気管支喘息は、慢性的な気管支の炎症により、気管支が収縮し狭くなる病気です。主な症状には、呼吸困難、喘鳴音、咳、胸の圧迫感などがあります。アレルギー反応や感染、喫煙などが引き金となり発作が起こります。適切な治療と管理により、発作の頻度や重症度を軽減できます。しかし、気管支喘息は慢性的な病気であり、完全な治癒は難しい場合もあります。医師の指導の下で薬物療法やトリガーの回避、ライフスタイルの管理を行い、症状のコントロールを目指す必要があります。

小児アレルギーの治療法

小児アレルギーの治療法

舌下免疫療法について教えてください

舌下免疫療法は、小児のアレルギー疾患の治療法の一つです。主にアレルギー性鼻炎や花粉症などの症状の軽減を目指し、患者は舌の下にアレルゲンを滴下したり錠剤として摂取することで治療します。この治療法は、免疫系のアレルゲンに対する過剰な反応を軽減する効果が期待されます。

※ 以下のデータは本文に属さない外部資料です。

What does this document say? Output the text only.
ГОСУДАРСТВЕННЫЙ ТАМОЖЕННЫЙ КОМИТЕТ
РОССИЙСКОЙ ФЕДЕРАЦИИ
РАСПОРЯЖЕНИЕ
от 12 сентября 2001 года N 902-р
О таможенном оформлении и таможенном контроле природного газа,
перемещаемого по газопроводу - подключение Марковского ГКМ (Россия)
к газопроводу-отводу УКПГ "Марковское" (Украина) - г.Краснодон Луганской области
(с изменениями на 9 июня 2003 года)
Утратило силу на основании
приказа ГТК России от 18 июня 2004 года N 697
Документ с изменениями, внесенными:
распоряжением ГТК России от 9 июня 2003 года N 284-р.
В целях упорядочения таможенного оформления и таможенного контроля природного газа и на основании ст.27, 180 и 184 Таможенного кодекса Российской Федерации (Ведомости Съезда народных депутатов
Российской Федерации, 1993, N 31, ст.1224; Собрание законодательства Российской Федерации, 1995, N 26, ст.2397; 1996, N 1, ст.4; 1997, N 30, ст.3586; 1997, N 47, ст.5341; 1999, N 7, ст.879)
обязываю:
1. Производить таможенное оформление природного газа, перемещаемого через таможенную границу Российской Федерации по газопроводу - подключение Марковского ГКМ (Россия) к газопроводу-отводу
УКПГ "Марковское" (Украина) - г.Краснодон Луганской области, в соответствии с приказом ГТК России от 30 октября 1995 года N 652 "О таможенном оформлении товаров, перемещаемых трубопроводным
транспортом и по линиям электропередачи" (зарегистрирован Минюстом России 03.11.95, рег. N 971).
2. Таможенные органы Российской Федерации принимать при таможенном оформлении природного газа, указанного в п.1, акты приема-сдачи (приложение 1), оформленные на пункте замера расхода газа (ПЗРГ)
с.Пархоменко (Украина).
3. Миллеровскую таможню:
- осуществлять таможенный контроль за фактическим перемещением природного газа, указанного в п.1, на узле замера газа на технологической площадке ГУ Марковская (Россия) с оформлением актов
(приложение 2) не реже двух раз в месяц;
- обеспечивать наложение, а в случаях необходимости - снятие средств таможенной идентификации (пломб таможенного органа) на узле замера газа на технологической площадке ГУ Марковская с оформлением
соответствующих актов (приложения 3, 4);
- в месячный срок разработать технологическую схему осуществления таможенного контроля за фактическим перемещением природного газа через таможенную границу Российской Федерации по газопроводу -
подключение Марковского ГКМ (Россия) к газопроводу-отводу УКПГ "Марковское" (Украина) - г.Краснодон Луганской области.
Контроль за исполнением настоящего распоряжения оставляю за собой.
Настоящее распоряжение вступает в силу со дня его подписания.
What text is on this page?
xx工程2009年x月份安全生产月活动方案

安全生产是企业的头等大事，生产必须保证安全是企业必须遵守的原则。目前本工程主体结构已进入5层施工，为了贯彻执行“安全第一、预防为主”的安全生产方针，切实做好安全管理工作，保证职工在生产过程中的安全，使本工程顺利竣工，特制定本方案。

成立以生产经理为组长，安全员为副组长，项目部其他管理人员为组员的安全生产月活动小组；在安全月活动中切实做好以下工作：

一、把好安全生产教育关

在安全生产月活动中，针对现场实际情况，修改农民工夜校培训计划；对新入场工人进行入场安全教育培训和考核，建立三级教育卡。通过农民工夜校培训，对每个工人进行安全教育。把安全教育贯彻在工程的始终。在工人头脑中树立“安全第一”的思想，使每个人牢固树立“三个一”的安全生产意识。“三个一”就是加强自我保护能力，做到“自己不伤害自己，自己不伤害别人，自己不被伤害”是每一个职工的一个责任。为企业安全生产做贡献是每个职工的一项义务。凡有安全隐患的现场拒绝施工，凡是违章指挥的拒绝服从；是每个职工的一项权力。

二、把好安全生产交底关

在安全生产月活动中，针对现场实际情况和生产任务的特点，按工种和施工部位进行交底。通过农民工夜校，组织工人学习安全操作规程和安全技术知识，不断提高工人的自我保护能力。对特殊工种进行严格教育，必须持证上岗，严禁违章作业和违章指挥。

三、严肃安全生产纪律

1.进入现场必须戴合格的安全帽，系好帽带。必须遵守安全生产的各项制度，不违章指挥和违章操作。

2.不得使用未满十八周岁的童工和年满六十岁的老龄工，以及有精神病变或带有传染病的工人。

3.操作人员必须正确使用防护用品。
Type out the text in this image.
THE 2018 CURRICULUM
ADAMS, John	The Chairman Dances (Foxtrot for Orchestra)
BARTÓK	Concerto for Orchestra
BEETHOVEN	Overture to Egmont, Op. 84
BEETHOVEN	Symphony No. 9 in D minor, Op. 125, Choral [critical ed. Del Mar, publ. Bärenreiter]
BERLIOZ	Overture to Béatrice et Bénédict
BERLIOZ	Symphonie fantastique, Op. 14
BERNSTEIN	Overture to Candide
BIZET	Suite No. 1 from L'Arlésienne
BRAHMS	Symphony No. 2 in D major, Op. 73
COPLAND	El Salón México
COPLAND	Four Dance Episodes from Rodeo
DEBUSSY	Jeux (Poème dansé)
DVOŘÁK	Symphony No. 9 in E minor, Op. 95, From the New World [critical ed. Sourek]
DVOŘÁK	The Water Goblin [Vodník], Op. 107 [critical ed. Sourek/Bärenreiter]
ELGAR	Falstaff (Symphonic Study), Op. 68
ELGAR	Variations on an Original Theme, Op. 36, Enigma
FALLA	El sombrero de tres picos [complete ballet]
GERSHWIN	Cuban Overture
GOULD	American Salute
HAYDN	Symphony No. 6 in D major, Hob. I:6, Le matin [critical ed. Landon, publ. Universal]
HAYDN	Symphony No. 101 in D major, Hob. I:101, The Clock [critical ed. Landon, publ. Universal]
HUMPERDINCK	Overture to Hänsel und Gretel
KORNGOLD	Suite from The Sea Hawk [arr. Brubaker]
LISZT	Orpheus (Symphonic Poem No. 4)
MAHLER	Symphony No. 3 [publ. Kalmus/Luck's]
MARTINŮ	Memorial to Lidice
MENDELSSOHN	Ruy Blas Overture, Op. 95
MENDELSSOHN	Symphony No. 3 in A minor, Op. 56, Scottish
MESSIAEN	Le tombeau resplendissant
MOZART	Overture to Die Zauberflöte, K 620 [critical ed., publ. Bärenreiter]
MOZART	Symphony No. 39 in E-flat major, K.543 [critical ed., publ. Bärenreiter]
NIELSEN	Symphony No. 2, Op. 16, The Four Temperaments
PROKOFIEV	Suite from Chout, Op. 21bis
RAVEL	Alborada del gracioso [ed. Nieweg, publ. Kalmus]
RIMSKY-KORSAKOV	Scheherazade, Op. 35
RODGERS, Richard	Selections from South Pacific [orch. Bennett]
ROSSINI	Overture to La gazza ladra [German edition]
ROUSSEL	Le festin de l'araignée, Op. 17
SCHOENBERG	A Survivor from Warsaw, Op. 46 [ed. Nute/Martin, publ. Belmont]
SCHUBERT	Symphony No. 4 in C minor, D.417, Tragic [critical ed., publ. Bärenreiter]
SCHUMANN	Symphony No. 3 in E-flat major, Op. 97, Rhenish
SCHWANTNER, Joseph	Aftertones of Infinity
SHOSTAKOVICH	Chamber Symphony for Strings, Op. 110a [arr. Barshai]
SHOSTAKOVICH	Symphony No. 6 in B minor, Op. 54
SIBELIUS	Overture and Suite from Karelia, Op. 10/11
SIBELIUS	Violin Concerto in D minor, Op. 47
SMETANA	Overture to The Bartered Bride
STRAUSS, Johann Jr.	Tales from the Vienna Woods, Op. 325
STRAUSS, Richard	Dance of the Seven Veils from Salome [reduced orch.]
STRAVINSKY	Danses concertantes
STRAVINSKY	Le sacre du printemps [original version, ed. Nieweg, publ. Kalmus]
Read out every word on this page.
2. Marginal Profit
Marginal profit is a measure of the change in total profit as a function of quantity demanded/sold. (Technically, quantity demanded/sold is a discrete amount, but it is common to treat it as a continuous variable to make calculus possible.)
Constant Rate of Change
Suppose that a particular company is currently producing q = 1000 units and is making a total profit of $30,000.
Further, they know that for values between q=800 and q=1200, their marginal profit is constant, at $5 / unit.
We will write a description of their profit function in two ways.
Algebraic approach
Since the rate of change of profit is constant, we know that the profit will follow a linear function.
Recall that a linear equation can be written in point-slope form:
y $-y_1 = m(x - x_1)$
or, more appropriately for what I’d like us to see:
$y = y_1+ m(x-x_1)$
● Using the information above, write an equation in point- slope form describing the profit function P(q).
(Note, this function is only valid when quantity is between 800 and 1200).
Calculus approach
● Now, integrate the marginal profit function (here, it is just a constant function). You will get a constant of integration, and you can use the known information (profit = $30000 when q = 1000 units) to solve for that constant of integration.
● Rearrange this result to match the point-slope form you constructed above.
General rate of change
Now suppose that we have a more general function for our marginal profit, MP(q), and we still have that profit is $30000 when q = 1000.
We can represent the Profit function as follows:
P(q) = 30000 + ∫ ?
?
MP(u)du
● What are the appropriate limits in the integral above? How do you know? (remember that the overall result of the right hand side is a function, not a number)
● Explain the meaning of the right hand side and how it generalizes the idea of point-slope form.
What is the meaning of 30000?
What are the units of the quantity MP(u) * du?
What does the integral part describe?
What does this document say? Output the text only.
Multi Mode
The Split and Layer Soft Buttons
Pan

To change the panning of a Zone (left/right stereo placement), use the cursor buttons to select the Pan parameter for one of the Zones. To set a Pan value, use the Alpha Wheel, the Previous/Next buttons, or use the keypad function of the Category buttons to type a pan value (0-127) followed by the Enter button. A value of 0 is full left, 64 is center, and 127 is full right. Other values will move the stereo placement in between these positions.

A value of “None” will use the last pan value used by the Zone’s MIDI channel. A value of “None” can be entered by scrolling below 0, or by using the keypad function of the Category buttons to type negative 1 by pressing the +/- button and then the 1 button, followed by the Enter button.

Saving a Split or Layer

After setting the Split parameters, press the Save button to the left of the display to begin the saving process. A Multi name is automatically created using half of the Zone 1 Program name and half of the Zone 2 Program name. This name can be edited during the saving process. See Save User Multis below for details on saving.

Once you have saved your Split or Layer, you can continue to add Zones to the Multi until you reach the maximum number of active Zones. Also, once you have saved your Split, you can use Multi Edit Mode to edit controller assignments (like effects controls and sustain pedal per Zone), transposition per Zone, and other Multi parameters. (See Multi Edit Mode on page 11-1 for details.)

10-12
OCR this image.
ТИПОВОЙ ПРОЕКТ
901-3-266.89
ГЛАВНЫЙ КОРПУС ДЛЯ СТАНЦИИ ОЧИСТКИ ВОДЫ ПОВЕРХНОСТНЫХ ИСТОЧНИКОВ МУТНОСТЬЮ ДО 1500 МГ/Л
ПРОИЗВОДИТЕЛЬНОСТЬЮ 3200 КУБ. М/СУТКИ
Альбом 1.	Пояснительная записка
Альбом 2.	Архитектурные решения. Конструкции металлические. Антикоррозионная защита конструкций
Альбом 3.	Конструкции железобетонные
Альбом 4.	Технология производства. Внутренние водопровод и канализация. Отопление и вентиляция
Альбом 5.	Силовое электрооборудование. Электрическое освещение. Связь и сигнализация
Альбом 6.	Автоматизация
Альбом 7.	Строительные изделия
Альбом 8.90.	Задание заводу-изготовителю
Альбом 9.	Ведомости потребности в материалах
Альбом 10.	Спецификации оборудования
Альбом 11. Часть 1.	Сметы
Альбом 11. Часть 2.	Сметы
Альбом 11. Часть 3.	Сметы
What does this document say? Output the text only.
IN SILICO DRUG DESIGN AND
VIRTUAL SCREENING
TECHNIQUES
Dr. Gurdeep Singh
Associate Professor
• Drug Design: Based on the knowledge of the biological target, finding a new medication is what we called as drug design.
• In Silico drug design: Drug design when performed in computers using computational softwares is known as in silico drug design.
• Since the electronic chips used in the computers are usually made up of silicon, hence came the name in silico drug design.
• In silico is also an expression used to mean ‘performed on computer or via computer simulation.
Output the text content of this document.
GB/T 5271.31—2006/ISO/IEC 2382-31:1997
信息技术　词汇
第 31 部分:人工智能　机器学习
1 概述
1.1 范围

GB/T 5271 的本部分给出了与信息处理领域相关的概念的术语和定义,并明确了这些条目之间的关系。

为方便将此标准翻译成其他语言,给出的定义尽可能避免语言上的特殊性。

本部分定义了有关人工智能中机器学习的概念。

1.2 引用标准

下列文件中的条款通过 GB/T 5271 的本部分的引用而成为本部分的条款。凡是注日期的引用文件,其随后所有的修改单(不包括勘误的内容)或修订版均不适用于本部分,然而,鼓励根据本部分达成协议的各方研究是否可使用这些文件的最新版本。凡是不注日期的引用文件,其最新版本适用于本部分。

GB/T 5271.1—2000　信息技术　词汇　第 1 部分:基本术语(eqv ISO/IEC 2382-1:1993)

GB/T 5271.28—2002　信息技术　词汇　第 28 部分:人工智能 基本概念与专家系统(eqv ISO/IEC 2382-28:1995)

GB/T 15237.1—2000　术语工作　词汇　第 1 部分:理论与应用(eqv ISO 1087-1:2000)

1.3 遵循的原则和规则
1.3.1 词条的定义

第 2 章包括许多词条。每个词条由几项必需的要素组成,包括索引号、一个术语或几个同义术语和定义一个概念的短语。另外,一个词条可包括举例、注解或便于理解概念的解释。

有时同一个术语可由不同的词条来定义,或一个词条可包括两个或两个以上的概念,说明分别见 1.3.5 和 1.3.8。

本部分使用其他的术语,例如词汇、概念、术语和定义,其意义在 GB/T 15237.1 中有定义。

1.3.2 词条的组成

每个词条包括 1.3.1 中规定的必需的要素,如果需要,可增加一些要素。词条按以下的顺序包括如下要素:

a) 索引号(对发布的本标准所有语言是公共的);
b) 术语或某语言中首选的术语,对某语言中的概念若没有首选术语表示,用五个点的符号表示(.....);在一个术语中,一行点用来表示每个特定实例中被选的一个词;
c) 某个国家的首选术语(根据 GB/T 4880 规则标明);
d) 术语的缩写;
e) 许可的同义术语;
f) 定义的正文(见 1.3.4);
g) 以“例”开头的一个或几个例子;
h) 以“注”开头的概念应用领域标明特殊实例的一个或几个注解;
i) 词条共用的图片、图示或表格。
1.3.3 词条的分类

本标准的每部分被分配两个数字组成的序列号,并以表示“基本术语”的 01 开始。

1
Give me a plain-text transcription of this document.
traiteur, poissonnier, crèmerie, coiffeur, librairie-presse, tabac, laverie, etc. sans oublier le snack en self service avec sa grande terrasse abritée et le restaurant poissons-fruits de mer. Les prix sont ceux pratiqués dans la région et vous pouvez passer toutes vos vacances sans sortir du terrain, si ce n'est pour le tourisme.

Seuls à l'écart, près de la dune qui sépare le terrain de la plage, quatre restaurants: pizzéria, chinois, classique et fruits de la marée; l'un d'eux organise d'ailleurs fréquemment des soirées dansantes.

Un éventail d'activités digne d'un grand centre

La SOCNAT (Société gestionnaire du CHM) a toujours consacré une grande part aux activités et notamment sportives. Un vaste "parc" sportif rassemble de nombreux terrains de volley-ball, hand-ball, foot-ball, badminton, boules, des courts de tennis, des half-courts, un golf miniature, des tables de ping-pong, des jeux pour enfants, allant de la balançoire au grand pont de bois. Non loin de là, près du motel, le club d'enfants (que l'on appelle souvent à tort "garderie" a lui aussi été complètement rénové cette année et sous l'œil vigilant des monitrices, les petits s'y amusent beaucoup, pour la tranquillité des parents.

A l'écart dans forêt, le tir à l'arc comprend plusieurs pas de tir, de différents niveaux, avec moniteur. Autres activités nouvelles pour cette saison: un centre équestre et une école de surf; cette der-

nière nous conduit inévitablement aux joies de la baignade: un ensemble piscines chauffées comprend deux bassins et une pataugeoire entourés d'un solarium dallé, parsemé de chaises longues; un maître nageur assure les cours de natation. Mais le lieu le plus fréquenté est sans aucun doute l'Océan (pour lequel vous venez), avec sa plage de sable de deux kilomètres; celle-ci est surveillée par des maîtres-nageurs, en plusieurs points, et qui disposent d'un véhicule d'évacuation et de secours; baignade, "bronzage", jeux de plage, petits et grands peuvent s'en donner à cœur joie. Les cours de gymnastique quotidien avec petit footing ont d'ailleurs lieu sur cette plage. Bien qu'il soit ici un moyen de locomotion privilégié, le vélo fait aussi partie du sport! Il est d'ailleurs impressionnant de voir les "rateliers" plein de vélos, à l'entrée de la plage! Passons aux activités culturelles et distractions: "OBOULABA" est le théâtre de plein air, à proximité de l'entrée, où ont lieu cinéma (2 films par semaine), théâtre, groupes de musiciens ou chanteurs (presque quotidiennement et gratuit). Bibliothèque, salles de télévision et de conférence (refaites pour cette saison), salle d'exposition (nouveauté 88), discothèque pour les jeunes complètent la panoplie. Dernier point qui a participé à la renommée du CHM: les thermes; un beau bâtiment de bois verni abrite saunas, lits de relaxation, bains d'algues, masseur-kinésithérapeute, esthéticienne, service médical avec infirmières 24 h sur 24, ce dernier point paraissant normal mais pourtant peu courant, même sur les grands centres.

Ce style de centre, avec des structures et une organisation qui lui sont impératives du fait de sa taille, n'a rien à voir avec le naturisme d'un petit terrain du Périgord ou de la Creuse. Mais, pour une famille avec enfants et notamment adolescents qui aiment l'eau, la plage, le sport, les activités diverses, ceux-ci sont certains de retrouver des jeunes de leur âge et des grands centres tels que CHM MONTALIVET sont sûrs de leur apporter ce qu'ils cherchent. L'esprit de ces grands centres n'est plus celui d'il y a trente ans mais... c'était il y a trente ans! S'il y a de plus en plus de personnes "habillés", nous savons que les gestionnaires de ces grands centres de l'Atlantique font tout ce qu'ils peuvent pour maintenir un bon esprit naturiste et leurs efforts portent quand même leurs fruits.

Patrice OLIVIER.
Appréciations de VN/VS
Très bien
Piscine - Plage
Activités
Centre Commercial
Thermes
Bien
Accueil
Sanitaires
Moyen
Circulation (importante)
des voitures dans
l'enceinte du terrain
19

舌下免疫療法は、症状の緩和やアレルギーの原因に対する耐性の向上につながる可能性があります。しかし、正しい診断と医師の指導のもとで行われる必要があります。現在、舌下免疫療法の対象となっているアレルゲンは、ダニとスギ花粉によるアレルギー性鼻炎です。他のアレルゲンによるアレルギー症状に対する舌下免疫療法はまだ確立されておらず、研究が進められています。
舌下免疫療法は、100年以上前から行われているアレルギー治療法の一つであり、以前は皮下免疫療法と呼ばれる注射による治療が主流でした。しかし、近年ではより安全で手軽な舌下免疫療法が主流となっており、多くの小児のアレルギー症状に対して効果を発揮しています。

経口免疫療法について教えてください

経口免疫療法は、アレルギーや自己免疫疾患の治療法の一形態であり、免疫系の反応を変化させることで症状の改善を目指します。この治療法では、特定のアレルゲンや抗原を摂取することにより、免疫系を徐々に慣れさせ、耐性を獲得することが目的となります。

経口免疫療法は、事前の食物経口負荷試験で症状誘発閾値が確認された患者に対して、医師の指導のもとで施設で統一された計画的プロトコルに基づいて治療します。原因となる食物を摂取し、徐々に摂取量を増やしていくスケジュールが組まれます。これにより、免疫系の過剰な反応を軽減し、アレルギー症状の改善を図ることが期待されます。

経口免疫療法は、花粉症や食物アレルギーなどのアレルギー症状の軽減や、免疫疾患の管理に効果が見込めるとされています。

最後に、読者へメッセージをお願いします。

小児アレルギーは子供たちや家族にとって心配な問題ですが、適切な対策と情報を得ることで管理が可能です。医師の指導を仰ぎながら、アレルギーの原因や症状について理解しましょう。子供の環境を整え、アレルゲンの接触を制限することも重要です。

編集部まとめ

小児アレルギー
小児アレルギーについて紹介してきました。

・小児アレルギーは、免疫系が特定の物質に過剰反応を起こす疾患のこと
・小児アレルギーは、喘息、アトピー性皮膚炎、アレルギー性鼻炎などが引きこされる
・血液検査では、特定のアレルゲンに対する抗体(IgE抗体)のレベルを測定する

これらの情報が小児アレルギーについて知りたい方の参考になれば幸いです。最後までお読みいただきありがとうございました。